その鮮度はとうの昔に落ちきっており、最早ひからびてカチッカチになってしまっていたサーモンに、流す涙程の水分が残っていたとは…。

優勝したときのお二人の顔は、色々な感情を含んだある意味非常に美しい表情で、芝居等では絶対に見られないリアクション。
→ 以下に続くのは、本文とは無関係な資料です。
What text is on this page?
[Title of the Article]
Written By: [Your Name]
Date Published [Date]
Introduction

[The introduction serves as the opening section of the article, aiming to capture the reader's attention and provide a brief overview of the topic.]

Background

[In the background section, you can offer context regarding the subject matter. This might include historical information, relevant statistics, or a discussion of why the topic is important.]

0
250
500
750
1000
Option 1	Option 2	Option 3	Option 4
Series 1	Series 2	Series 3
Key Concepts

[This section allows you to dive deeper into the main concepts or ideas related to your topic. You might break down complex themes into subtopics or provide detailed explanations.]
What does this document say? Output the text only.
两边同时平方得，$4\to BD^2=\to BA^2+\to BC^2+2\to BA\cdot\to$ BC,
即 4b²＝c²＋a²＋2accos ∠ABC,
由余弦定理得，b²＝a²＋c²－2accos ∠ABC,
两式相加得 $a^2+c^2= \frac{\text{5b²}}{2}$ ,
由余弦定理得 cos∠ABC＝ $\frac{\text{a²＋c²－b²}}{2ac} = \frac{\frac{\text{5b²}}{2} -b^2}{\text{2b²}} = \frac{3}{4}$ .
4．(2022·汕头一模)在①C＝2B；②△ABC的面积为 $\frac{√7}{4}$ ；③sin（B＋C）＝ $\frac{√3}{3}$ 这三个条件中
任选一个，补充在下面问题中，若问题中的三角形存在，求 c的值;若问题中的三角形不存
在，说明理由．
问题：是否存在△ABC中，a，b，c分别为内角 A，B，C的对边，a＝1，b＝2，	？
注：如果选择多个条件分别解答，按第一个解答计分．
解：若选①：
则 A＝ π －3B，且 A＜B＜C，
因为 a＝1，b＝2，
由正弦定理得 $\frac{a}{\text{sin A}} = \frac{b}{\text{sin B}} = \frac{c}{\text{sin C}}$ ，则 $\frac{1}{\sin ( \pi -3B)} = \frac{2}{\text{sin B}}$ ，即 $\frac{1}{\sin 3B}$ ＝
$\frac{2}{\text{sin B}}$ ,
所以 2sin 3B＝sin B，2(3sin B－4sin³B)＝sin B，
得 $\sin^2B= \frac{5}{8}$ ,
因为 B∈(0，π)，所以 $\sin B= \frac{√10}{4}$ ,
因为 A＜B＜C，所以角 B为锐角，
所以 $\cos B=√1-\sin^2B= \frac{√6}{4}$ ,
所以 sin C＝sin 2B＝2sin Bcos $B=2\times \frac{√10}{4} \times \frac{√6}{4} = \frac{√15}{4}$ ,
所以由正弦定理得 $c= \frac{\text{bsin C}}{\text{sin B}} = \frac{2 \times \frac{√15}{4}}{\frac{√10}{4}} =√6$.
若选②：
見ているこちらも思わずもらい泣きをしてしまう程でした。

デビュー当初から、ボケの久保田の独創性はズバ抜けており、そのボケをツッコミの村田がスカしたり、タタキ潰したりする様な《とろサーモン》独自の漫才スタイルを展開し、いわゆる〈スカし漫才〉と言うジャンルを作り上げます。

当時から、そこそこの知名度はあったもののメジャーになりきる事が出来ず、売れない時期が長く続くのです。 大変に面白く僕的には大好きな部類の芸人さんであったのですが、一般受けとなると、お二人の気配や芸風が非常に陰湿で、ひがみ、妬み、嫉みの塊のような芸人に見えてしまうためとても損をしている様子でした。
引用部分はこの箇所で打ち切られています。